La présidente du Tribunal a désigné Mme Syndique, première conseillère, en application de l’article L. 511-2 du code de justice administrative.
Considérant ce qui suit :
1. Aux termes du premier alinéa de l’article L. 521-1 du code de justice administrative : « Quand une décision administrative, même de rejet, fait l’objet d’une requête en annulation ou en réformation, le juge des référés, saisi d’une demande en ce sens, peut ordonner la suspension de l’exécution de cette décision, ou de certains de ses effets, lorsque l’urgence le justifie et qu’il est fait état d’un moyen propre à créer, en l’état de l’instruction, un doute sérieux quant à la légalité de la décision ». En outre, aux termes de l’article L. 522-3 du même code : « () lorsqu’il apparaît manifeste, au vu de la demande, que celle-ci ne relève pas de la compétence de la juridiction administrative, qu’elle est irrecevable ou qu’elle est mal fondée, le juge des référés peut la rejeter par une ordonnance motivée sans qu’il y ait lieu d’appliquer les deux premiers alinéas de l’article L. 522-1 ».
2. Les moyens, visés ci-dessus, invoqués par Mme A, ressortissante ivoirienne née le 15 juillet 1987, à l’appui de sa demande de suspension de l’arrêté du 25 octobre 2024 par lequel le préfet de la Seine-Saint-Denis a refusé de renouveler son titre de séjour et l’a obligée à quitter le territoire français, ne paraissent pas, en l’état de l’instruction, propres à créer un doute sérieux sur la légalité de cet arrêté, de telle sorte que sa demande apparait manifestement mal fondée.
3. Il résulte de ce qui précède, sans qu’il soit besoin d’examiner la condition d’urgence, que la requête de Mme A peut être rejetée selon la procédure régie par l’article L. 522-3 du code de justice administrative, en toutes ses conclusions.
O R D O N N E
Article 1er : La requête de Mme A est rejetée.

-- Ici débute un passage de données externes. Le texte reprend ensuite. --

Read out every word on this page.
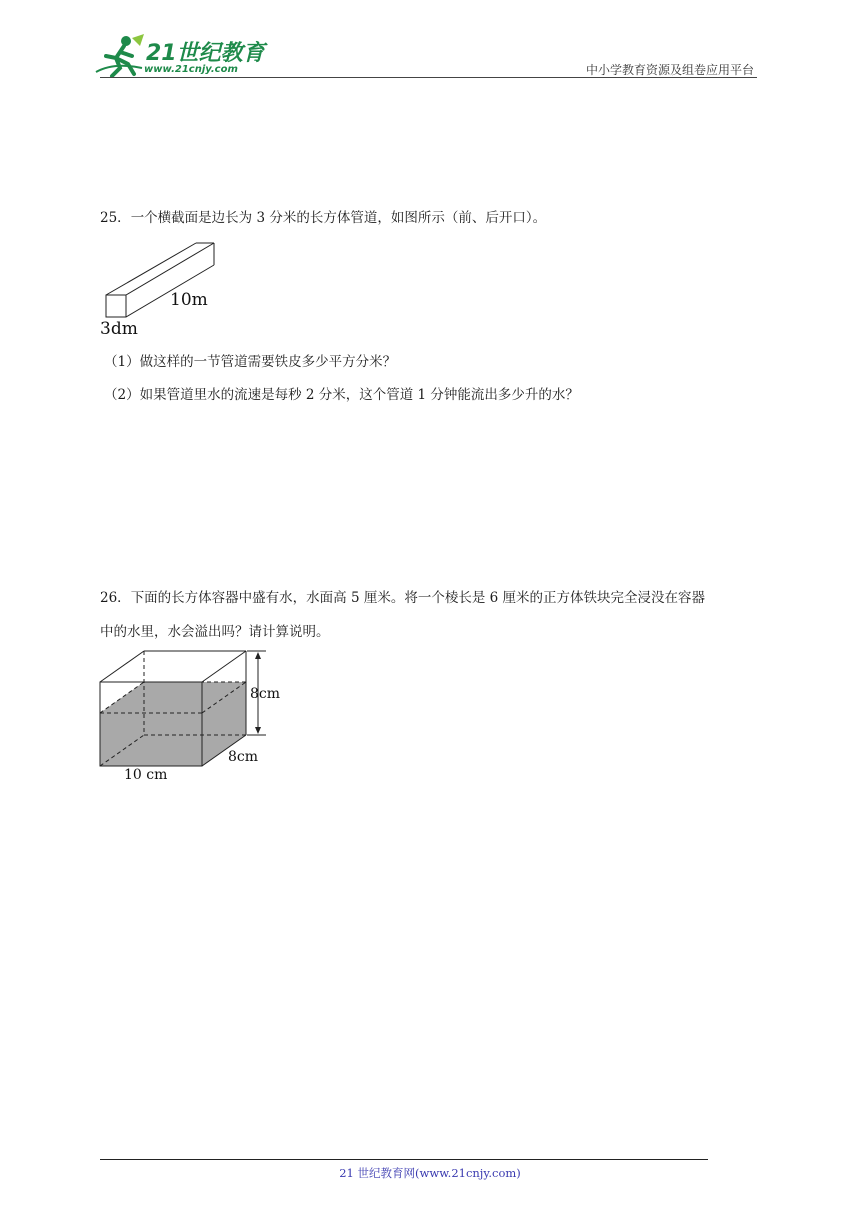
21世纪教育
www.21cnjy.com	中小学教育资源及组卷应用平台
25．一个横截面是边长为 3 分米的长方体管道，如图所示（前、后开口）。
10m
3dm
（1）做这样的一节管道需要铁皮多少平方分米？
（2）如果管道里水的流速是每秒 2 分米，这个管道 1 分钟能流出多少升的水？
26．下面的长方体容器中盛有水，水面高 5 厘米。将一个棱长是 6 厘米的正方体铁块完全浸没在容器
中的水里，水会溢出吗？请计算说明。
8cm
8cm
10 cm
21 世纪教育网(www.21cnjy.com)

Article 2 : La présente ordonnance sera notifiée à Mme B A.
Fait à Montreuil, le 2 janvier 2025.
La juge des référés,
N. Syndique
La République mande et ordonne au préfet de la Seine-Saint-Denis en ce qui le concerne ou à tous commissaires de justice à ce requis en ce qui concerne les voies de droit commun, contre les parties privées, de pourvoir à l’exécution de la présente décision.